Fonny Boy tenía mucho que pensar y además era la hora de la cena. Salió de la sala de material, cerró de un portazo para asegurarse de que el dentista lo oía marcharse, y se olvidó de informarle de que pronto le llegaría agua y una bandeja con comida.
El muchacho sintió una punzada de culpabilidad mientras montaba en la bicicleta y se alejaba de la clínica pedaleando, sin renunciar a seguir tocando el Yankee Doodle. Quizá debería haber sido un poco más amable con el doctor y haberle dicho lo de la comida. Tal vez debería esforzarse más para comportarse como le habían enseñado en la iglesia, pero estar involucrado en actividades militares y rebeldes excitaba a Fonny Boy. Se sentía un poco picado y dispuesto a cometer una barrabasada. Sopló fuerte la armónica y pedaleó más rápido de lo habitual, acelerando a tope al cruzar las dos líneas que aparecían pintadas en Janders Road. Fonny Boy pedaleó con furia al aire gélido bajo la luz de la luna y casi se echó encima de su tía Ginny, que se dirigía a la clínica en un cochecito de golf.

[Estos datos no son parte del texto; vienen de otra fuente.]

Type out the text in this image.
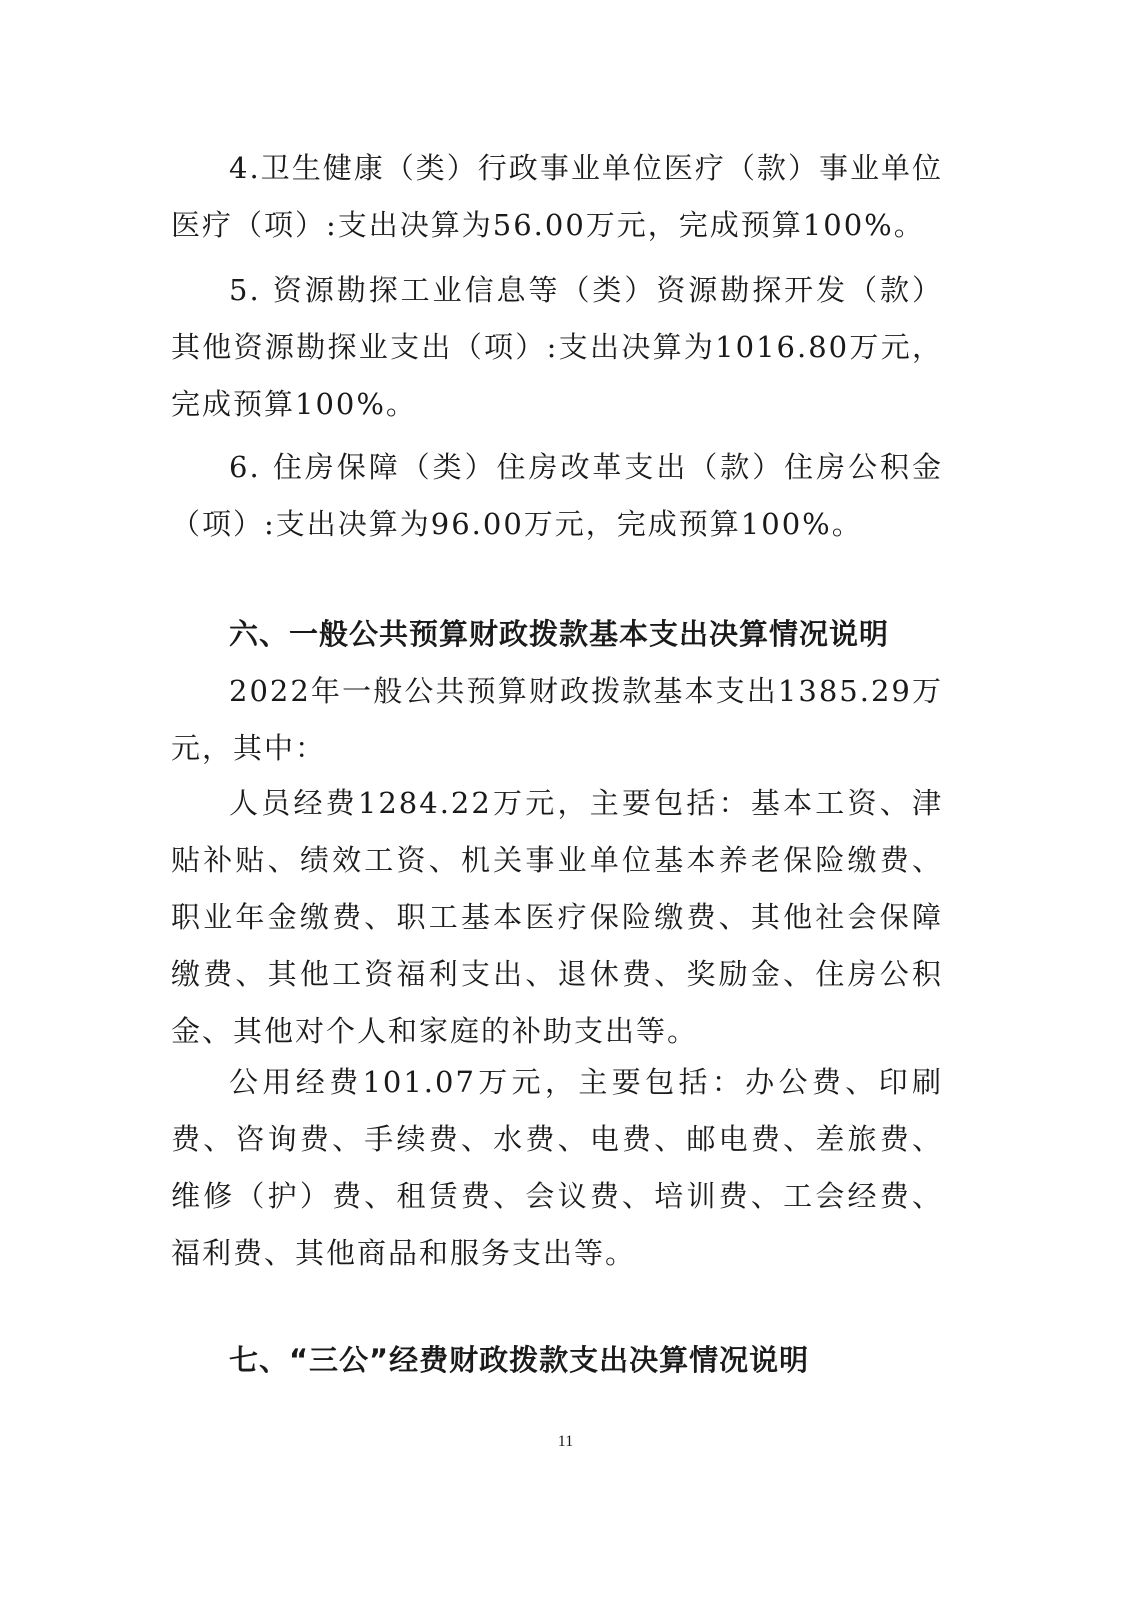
4.卫生健康（类）行政事业单位医疗（款）事业单位医疗（项）:支出决算为56.00万元，完成预算100%。

5. 资源勘探工业信息等（类）资源勘探开发（款）其他资源勘探业支出（项）:支出决算为1016.80万元，完成预算100%。

6. 住房保障（类）住房改革支出（款）住房公积金（项）:支出决算为96.00万元，完成预算100%。

六、一般公共预算财政拨款基本支出决算情况说明

2022年一般公共预算财政拨款基本支出1385.29万元，其中：

人员经费1284.22万元，主要包括：基本工资、津贴补贴、绩效工资、机关事业单位基本养老保险缴费、职业年金缴费、职工基本医疗保险缴费、其他社会保障缴费、其他工资福利支出、退休费、奖励金、住房公积金、其他对个人和家庭的补助支出等。

公用经费101.07万元，主要包括：办公费、印刷费、咨询费、手续费、水费、电费、邮电费、差旅费、维修（护）费、租赁费、会议费、培训费、工会经费、福利费、其他商品和服务支出等。

七、“三公”经费财政拨款支出决算情况说明
11
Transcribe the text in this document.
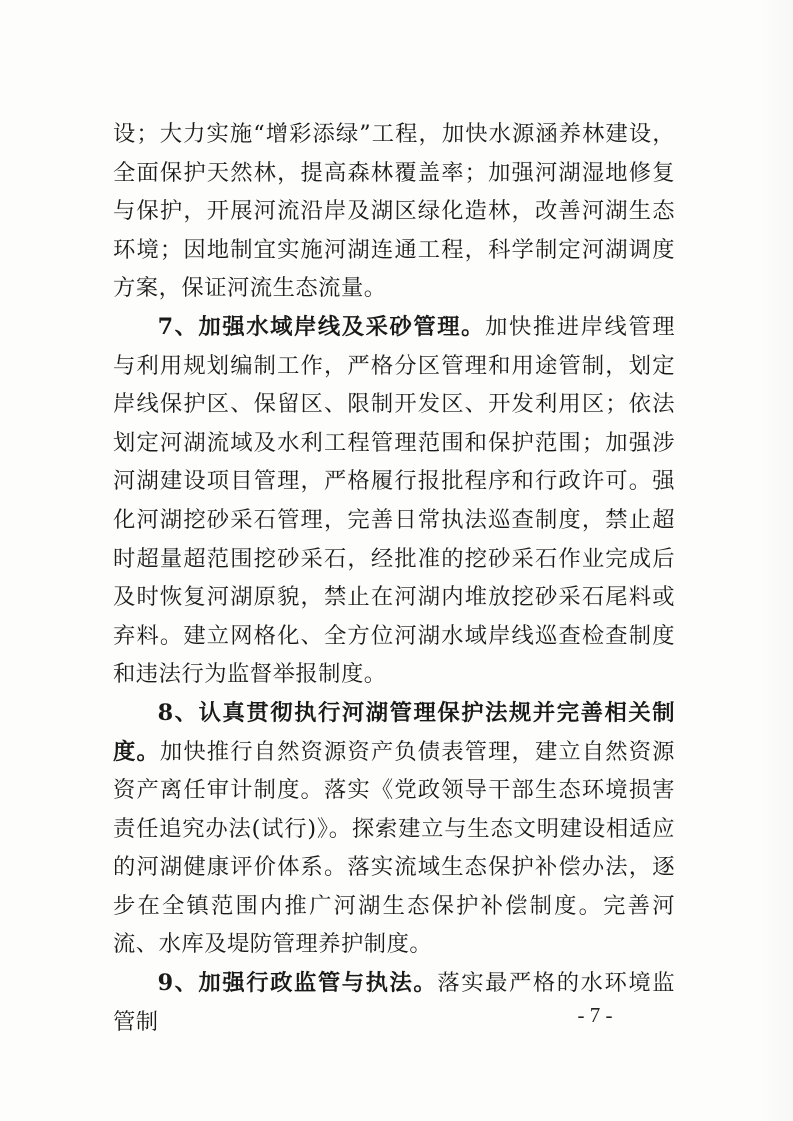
设；大力实施“增彩添绿”工程，加快水源涵养林建设，全面保护天然林，提高森林覆盖率；加强河湖湿地修复与保护，开展河流沿岸及湖区绿化造林，改善河湖生态环境；因地制宜实施河湖连通工程，科学制定河湖调度方案，保证河流生态流量。

7、加强水域岸线及采砂管理。加快推进岸线管理与利用规划编制工作，严格分区管理和用途管制，划定岸线保护区、保留区、限制开发区、开发利用区；依法划定河湖流域及水利工程管理范围和保护范围；加强涉河湖建设项目管理，严格履行报批程序和行政许可。强化河湖挖砂采石管理，完善日常执法巡查制度，禁止超时超量超范围挖砂采石，经批准的挖砂采石作业完成后及时恢复河湖原貌，禁止在河湖内堆放挖砂采石尾料或弃料。建立网格化、全方位河湖水域岸线巡查检查制度和违法行为监督举报制度。

8、认真贯彻执行河湖管理保护法规并完善相关制度。加快推行自然资源资产负债表管理，建立自然资源资产离任审计制度。落实《党政领导干部生态环境损害责任追究办法(试行)》。探索建立与生态文明建设相适应的河湖健康评价体系。落实流域生态保护补偿办法，逐步在全镇范围内推广河湖生态保护补偿制度。完善河流、水库及堤防管理养护制度。

9、加强行政监管与执法。落实最严格的水环境监管制	- 7 -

—¡Eeeh! —gritó ella cuando se cruzaron—. ¡No toques ese instrumento a estas horas! ¡Volverás locos a los vecinos!
Fonny Boy sopló una réplica sonora y rebelde, y de nuevo deseó no haberse tragado el algodón. La otra vez le había fastidiado una semana entera, moviéndose por sus tripas con la lenta determinación de un glaciar hasta que por fin encontró la salida mientras él estaba en la barca con su padre, sin retrete y sin tierra a la vista.
Cuando Ginny entró en la sala de material momentos después, con la bandeja de pastelillos de cangrejo, bollos calientes y margarina, el doctor Faux había vuelto a sus oraciones.
—… amén, Jesús. Volveré contigo más tarde. ¿Eres tú, Fonny Boy? —preguntó el dentista, esperanzado—. Señor misericordioso, estoy helado. ¿De dónde demonios ha salido este tiempo invernal de repente?